Integration adds value to data – the harmonisation and combination of various datasets provides enrichment and further insights from analysis, and keeps organisations aware of their data curation responsibilities.

Loose coupling

We like SOA integration services, for instance, to link  Cloud to related platforms, repositories, applications (APIs), other services or ecosystems.

  • We focus on the ‘how’ and ‘why’ of integration and for this reason favour loose-coupling, since this mitigates the need for recoding for the inevitable changes that arise.  Hard-coding or proprietary workarounds also tend to cost more in the long run as new development teams attempt to understand, untangle, and re-engineer the processes bound up in the code.
  • Regarding the ‘when’ and ‘where’,  we also have information architecture expertise that can assist with assessing integration infrastructure aspects: to mitigate the possibility of choke points; to situate data landing areas appropriately for optimal processing performance and to maximise the curated flow of data through the system through alleviating timing issues which may otherwise constrain the organisation. These bottlenecks can be very limiting, particularly if batch processing otherwise has to be done in discrete times at the dead of night.

Integration & metadata

Different types of data and different source applications require different integration approaches:

  • Moving or integrating data from an ERP/CRM system, for instance, also requires an understanding of both the ‘source’ and ‘target’ systems and the data metadata and formats. Gaining an understanding of the datasets and data structures in order to map them to another system can be challenging without specialist tools. We use Safyr to speed the process of showing the user which tables exist in the packaged application, how they are related (and in most packages) show which application functions use which tables. The time savings from using Safyr are considerable.
  • Integration of spatial (locational) data for location intelligence, information and insight will require specialist assistance – you may have vector coordinates, raster objects or even time-series data which have their own very particular aspects, beyond and above typical data integration routines.

Integration & Governance

Integration, in terms of both source and target systems, also has to be evaluated from a governance perspective: to establish whether, for instance, any sensitive personal data is in scope and whether this is being managed according to the required legislation (GDPR, DPA etc.); to ensure that destruction and ‘right to be forgotten’ flags are also passed along the chain; and to ensure that data which has past its ‘use by’ date, is not perpetuated.

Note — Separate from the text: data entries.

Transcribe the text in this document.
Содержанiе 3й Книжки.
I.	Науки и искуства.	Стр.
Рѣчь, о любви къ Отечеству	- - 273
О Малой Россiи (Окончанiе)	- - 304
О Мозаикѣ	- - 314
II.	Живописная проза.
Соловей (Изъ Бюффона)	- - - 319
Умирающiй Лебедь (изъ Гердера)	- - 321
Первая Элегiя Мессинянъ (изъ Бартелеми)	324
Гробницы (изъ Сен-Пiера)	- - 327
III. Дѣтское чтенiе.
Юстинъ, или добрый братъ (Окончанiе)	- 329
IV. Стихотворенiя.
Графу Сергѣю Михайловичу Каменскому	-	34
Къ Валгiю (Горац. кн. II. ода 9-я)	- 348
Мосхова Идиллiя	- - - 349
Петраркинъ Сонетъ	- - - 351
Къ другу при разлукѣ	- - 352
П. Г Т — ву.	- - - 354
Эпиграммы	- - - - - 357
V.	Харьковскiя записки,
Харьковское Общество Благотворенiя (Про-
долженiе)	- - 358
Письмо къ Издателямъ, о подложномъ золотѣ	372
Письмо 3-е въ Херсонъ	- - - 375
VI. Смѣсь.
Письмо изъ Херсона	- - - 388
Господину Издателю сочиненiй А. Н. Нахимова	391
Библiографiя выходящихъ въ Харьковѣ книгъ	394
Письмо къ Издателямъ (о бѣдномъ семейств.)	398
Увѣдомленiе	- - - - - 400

The primacy of integration and governance was underlined by Zikopoulos et al. in Big Data Beyond The Hype, where Zikopolous writes:

“…too many people treat this topic as an afterthought—and that leads to security exposure, wasted resources, untrusted data, and more. We actually think that you should scope your Big Data architecture with integration and governance in mind from the very start.” (p.26)

This plays very much to the ‘privacy by design’ dictum of GDPR but also repatriates data teams from wrangling and janitorial work towards genuine stewardship and data science.